File organization

Cards (33)

  • History of File Structures
    Early Work assumed files were on tape, access was sequential and cost of access grew with file size
  • How Can Secondary Storage Access Time be Improved?
    • By improving the File Structure, details of data representation and operations efficiency can help improve secondary storage access time
  • Overview of File Structure Design
    General Goals: Get the information needed with one access to the disk, group information to likely get everything needed with only one trip to the disk
  • History of File Structures
    The emergence of Disks and Indexes: Disks allowed for direct access as files grew large, Indexes kept a list of keys and pointers for quick searches
  • Types of storage
    • Primary Storage (Memory), Secondary Storage (Online Disk/Tape/CDRom), Tertiary Storage (Archival Data)
  • Memory versus Secondary Storage
    • Secondary storage can pack thousands of megabytes in a small physical location, while Computer Memory (RAM) is limited. Access to secondary storage is slower than Memory
  • A collection of data is placed under permanent or non-volatile storage is a file.
  • anything that you can store in a disk hard drive, tape, optical media, and any other medium which doesn’t lose the information when the power is turned off is an example of a file.
  • A collection of bytes stored on a disk or tape that physically exists in the secondary storage appearing in its file directory and known by the operating system is called a physical file
  • Logical file has a logical name used for referring to the file inside the program. This logical name is a variable inside the program.
  • A file is a collection of data placed under permanent or non-volatile storage
  • Examples of files
    • Anything that can be stored in a disk hard drive, tape, optical media, and any other medium which doesn’t lose information when the power is turned off
  • Operating system is responsible for associating a logical file in a program to a physical file in disk or tape. Writing to or reading from a file in a program is done through the operating system
  • Logical file is a "channel" that connects the program to a physical file, hiding the details of the file’s location and physical format to the program. This is what your program actually uses
  • When a program wants to use a particular file, the operating system must find the physical file and assign a logical file to it. This logical file has a logical name which is used inside the program
  • Input devices (keyboard) and output devices (screen, printer, etc) are treated as files from the program's point of view
  • File opening modes in C
    • \r = open for reading,
    • \w = open for writing (file need not to exist),
    • \a = open for appending (file need not to exist)
  • The action of moving directly to a certain position in a file is often called seeking.

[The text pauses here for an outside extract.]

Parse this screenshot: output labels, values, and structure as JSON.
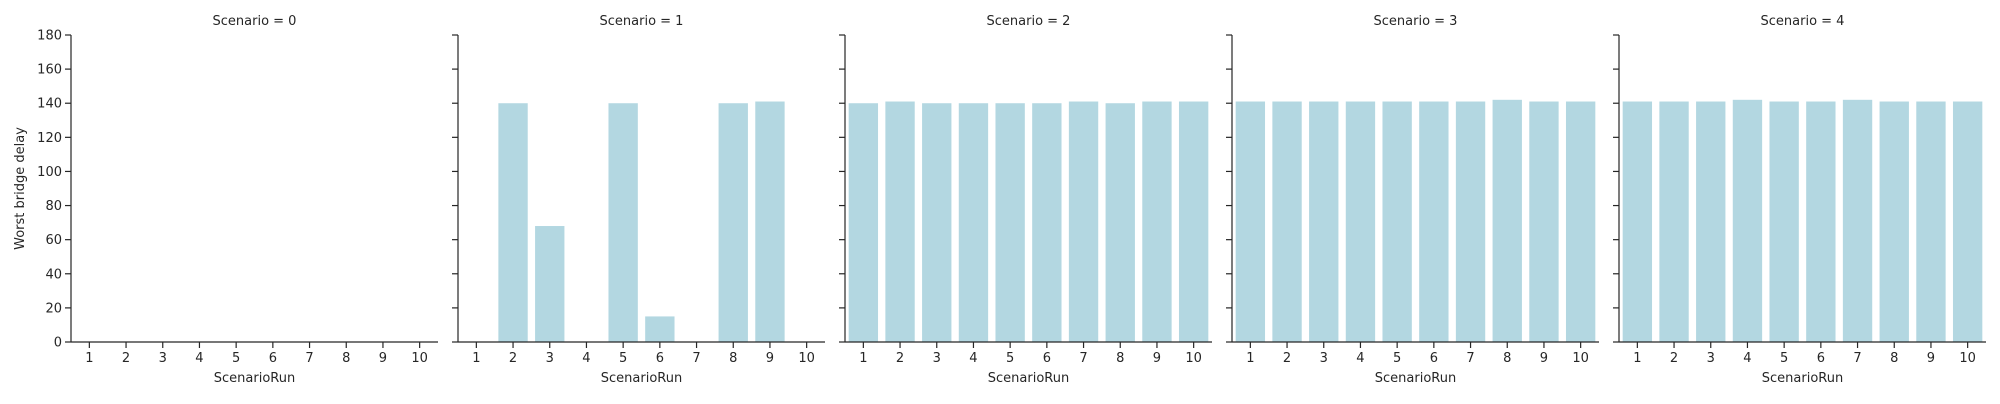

  • Physical Devices are also treated as Files
  • Source_file = the logical file name in which the seek will occur
  • Deletion of Fixed Length Record
    1. Mark record as deleted
    2. Insert deleted record into AVAIL LIST
  • Deletion of Variable Length Record
    1. Mark record as deleted
    2. Insert deleted record into AVAIL LIST with size as a field
  • Placement Strategies for New Records(Variable length records)
    • First Fit
    • Best Fit
    • Worst Fit
  • Record Deletion and Storage Compaction
    1. Deletion can be done by marking a record as deleted
    2. Space for the record is not released, program must check if record is deleted
    3. After many deletions, a special program is used to squeeze (compress) the file
  • Deleting Fixed-Length Records and Reclaiming Space Dynamically
    1. Use an "AVAIL LIST", a linked list of available records
    2. A header record stores the beginning of the AVAIL LIST
    3. When a record is deleted, it is marked as deleted and inserted into the AVAIL LIST
  • Deleting Variable-Length Records and Reclaiming Space Dynamically
    1. Use an AVAIL LIST, but take care of the variable-length difficulties
    2. Records in AVAIL LIST must store size as a field
    3. Exact byte offset must be used instead of RRN
    4. Addition of records must find a large enough record in AVAIL LIST
  • Types of fragmentation: Internal Fragmentation (wasted space within a record) and External Fragmentation (space available in AVAIL LIST but too small to reuse)
  • First Fit Strategy
    AVAIL LIST is not sorted by size, first record large enough to hold new record is chosen
  • Best Fit Strategy
    AVAIL LIST is sorted by size (Ascending), smallest record large enough to hold new record is chosen
  • Worst Fit Strategy
    AVAIL LIST is sorted by decreasing order of size, largest record is used for holding new record, unused space is placed again in AVAIL LIST
  • If the added record is smaller than the item taken from AVAIL LIST by few bytes, the options are: 1) Leave the space unused within record (internal fragmentation, best-fit) or 2) Return the unused space as a new available record to AVAIL LIST (external fragmentation, worst-fit)
  • Compacting external fragmentation can be done by combining adjacent records in AVAIL LIST into a larger record, or by using a placement strategy like worst-fit to minimize fragmentation
  • Placement strategies only apply to variable-length records. For fixed-length records, first-fit and best-fit are better than worst-fit to minimize internal fragmentation. For external fragmentation, worst-fit should be considered.